Deux regards et mes mots qui ont pu sortir. J’ai serré ma Happy très fort pour avoir un peu de sa chaleur et réalisé que le fait de n’avoir vu personne durant une semaine m’avait fait souffrir à un tel point… J’avais entendu ma famille, mais physiquement qu’est ce que j’étais seule, impuissante, écrasée par quelque chose d’encore plus cruel que ce que je pensais, au milieu de l’horreur, de la terreur, de l’incertitude de l’avenir, des questions désormais sans réponses. A l’heure actuelle, je ne sais pas où j’en suis de ce que je ressens. Une chose est sûre, je ne fais pas partie des personnes qui disent ne pas avoir peur. J’ai un rôle plus passif qu’actif, dans le sens où je ne suis pas capable de sortir la tête haute, de vivre comme si rien ne s’était passé. Et encore moins rire. Mais on avance chacun à sa façon. Le trouble borderline fait des ravages en moi, mélangeant réalité et fiction dans mes pensées parfois bien discordantes. S’il est plus puissant c’est que je n’arrive pas encore à bien séparer mes émotions, à retourner la colère envers moi à défaut de pouvoir la cracher vraiment. Mais au moins je parle…. Grâce à ce regard qui m’a fait réaliser le fond de mes pensées qui s’étaient camouflées en moi. Peut-être pour me protéger le temps d’être capable d’assumer…

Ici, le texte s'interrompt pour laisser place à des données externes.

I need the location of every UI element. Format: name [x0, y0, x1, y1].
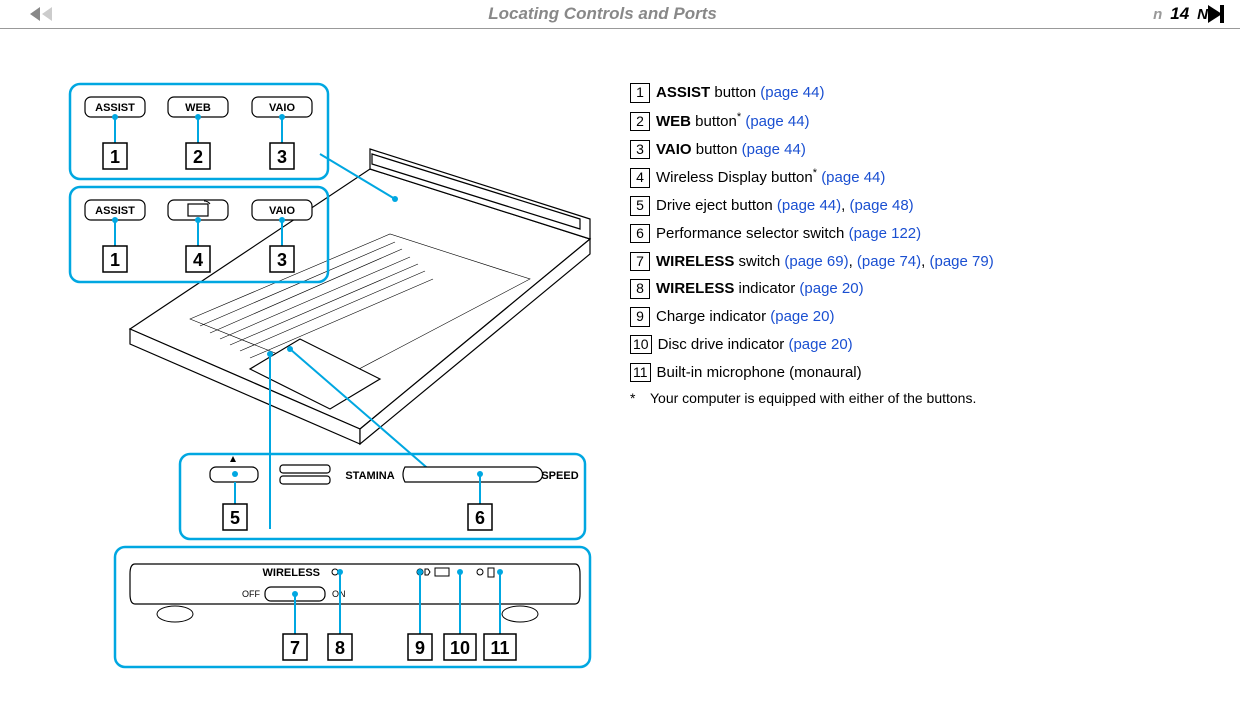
legend-number-box: 10	[630, 335, 652, 355]
page-link[interactable]: (page 122)	[849, 225, 922, 242]
nav-prev-icon	[30, 7, 40, 21]
nav-prev-group[interactable]	[30, 7, 52, 21]
legend-item: 6 Performance selector switch (page 122)	[630, 224, 1200, 244]
legend-text: Performance selector switch	[656, 225, 849, 242]
svg-text:8: 8	[335, 638, 345, 658]
nav-next-group[interactable]: N	[1197, 5, 1224, 23]
svg-text:2: 2	[193, 147, 203, 167]
svg-text:VAIO: VAIO	[269, 205, 296, 217]
svg-text:5: 5	[230, 508, 240, 528]
legend-bold-label: WEB	[656, 113, 691, 130]
legend-number-box: 5	[630, 196, 650, 216]
svg-text:SPEED: SPEED	[541, 470, 578, 482]
page-link[interactable]: (page 44)	[745, 113, 809, 130]
laptop-diagram: ASSIST WEB VAIO 1 2 3 ASSI	[60, 79, 600, 679]
legend-list: 1ASSIST button (page 44)2WEB button* (pa…	[630, 83, 1200, 382]
page-link[interactable]: (page 44)	[821, 169, 885, 186]
legend-text: Wireless Display button	[656, 169, 813, 186]
svg-text:ASSIST: ASSIST	[95, 205, 135, 217]
vaio-label: VAIO	[269, 102, 296, 114]
legend-number-box: 6	[630, 224, 650, 244]
svg-text:OFF: OFF	[242, 589, 260, 599]
legend-item: 2 WEB button* (page 44)	[630, 111, 1200, 132]
header-right: n 14 N	[1153, 4, 1224, 24]
legend-bold-label: WIRELESS	[656, 280, 734, 297]
legend-column: 1ASSIST button (page 44)2WEB button* (pa…	[630, 79, 1200, 679]
legend-text: button	[710, 84, 760, 101]
legend-text: switch	[734, 253, 784, 270]
laptop-illustration	[130, 149, 590, 444]
page-header: Locating Controls and Ports n 14 N	[0, 0, 1240, 29]
page-content: ASSIST WEB VAIO 1 2 3 ASSI	[0, 29, 1240, 699]
legend-number-box: 2	[630, 112, 650, 132]
legend-number-box: 8	[630, 279, 650, 299]
legend-text: Disc drive indicator	[658, 336, 789, 353]
page-title: Locating Controls and Ports	[488, 4, 717, 24]
svg-text:3: 3	[277, 250, 287, 270]
svg-text:4: 4	[193, 250, 203, 270]
legend-number-box: 4	[630, 168, 650, 188]
legend-item: 10 Disc drive indicator (page 20)	[630, 335, 1200, 355]
legend-item: 7WIRELESS switch (page 69), (page 74), (…	[630, 252, 1200, 272]
legend-number-box: 3	[630, 140, 650, 160]
page-link[interactable]: (page 44)	[760, 84, 824, 101]
svg-text:1: 1	[110, 250, 120, 270]
legend-superscript: *	[813, 167, 817, 179]
page-link[interactable]: (page 44)	[777, 197, 841, 214]
svg-text:1: 1	[110, 147, 120, 167]
page-link[interactable]: (page 20)	[770, 308, 834, 325]
legend-text: Drive eject button	[656, 197, 777, 214]
legend-bold-label: VAIO	[656, 141, 692, 158]
legend-item: 3 VAIO button (page 44)	[630, 140, 1200, 160]
figure-column: ASSIST WEB VAIO 1 2 3 ASSI	[60, 79, 600, 679]
legend-text: button	[691, 113, 737, 130]
legend-item: 8 WIRELESS indicator (page 20)	[630, 279, 1200, 299]
page-link[interactable]: (page 20)	[788, 336, 852, 353]
page-link[interactable]: (page 69)	[784, 253, 848, 270]
legend-item: 4 Wireless Display button* (page 44)	[630, 167, 1200, 188]
svg-text:STAMINA: STAMINA	[345, 470, 394, 482]
legend-number-box: 9	[630, 307, 650, 327]
legend-text: Built-in microphone (monaural)	[657, 364, 862, 381]
page-link[interactable]: (page 20)	[799, 280, 863, 297]
assist-label: ASSIST	[95, 102, 135, 114]
page-link[interactable]: (page 44)	[742, 141, 806, 158]
legend-text: button	[692, 141, 742, 158]
svg-text:3: 3	[277, 147, 287, 167]
panel-top: ASSIST WEB VAIO 1 2 3	[85, 97, 312, 169]
svg-text:7: 7	[290, 638, 300, 658]
legend-item: 9 Charge indicator (page 20)	[630, 307, 1200, 327]
svg-text:WIRELESS: WIRELESS	[263, 567, 320, 579]
page-link[interactable]: (page 48)	[849, 197, 913, 214]
nav-letter: n	[1153, 6, 1162, 23]
nav-prev-icon-2	[42, 7, 52, 21]
page-number: 14	[1170, 4, 1189, 24]
legend-text: indicator	[734, 280, 799, 297]
legend-number-box: 1	[630, 83, 650, 103]
legend-superscript: *	[737, 111, 741, 123]
nav-next-bar-icon	[1220, 5, 1224, 23]
panel-perf: STAMINA SPEED 5 6	[210, 456, 579, 530]
footnote: *Your computer is equipped with either o…	[630, 390, 1200, 406]
svg-text:10: 10	[450, 638, 470, 658]
svg-text:6: 6	[475, 508, 485, 528]
nav-letter-n: N	[1197, 6, 1208, 23]
svg-text:11: 11	[490, 638, 509, 658]
svg-text:9: 9	[415, 638, 425, 658]
legend-item: 11 Built-in microphone (monaural)	[630, 363, 1200, 383]
legend-text: Charge indicator	[656, 308, 770, 325]
legend-bold-label: WIRELESS	[656, 253, 734, 270]
web-label: WEB	[185, 102, 211, 114]
legend-item: 1 ASSIST button (page 44)	[630, 83, 1200, 103]
legend-number-box: 7	[630, 252, 650, 272]
page-link[interactable]: (page 74)	[857, 253, 921, 270]
legend-item: 5Drive eject button (page 44), (page 48)	[630, 196, 1200, 216]
legend-bold-label: ASSIST	[656, 84, 710, 101]
panel-front: WIRELESS OFF ON	[130, 564, 580, 660]
legend-number-box: 11	[630, 363, 651, 383]
svg-text:ON: ON	[332, 589, 346, 599]
page-link[interactable]: (page 79)	[929, 253, 993, 270]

Entourez vous, c’est le seul conseil que j’arrive à donner, parce que je me suis aperçue que l’isolement ne m’avait pas arrangée dans l’histoire. Que j’aurais sûrement eu besoin de chaleur humaine pour me sentir un peu en sécurité contre tout cet enfer et ne pas me sentir morte de l’intérieur… Comme si on avait éteint des bouts de celle que je suis.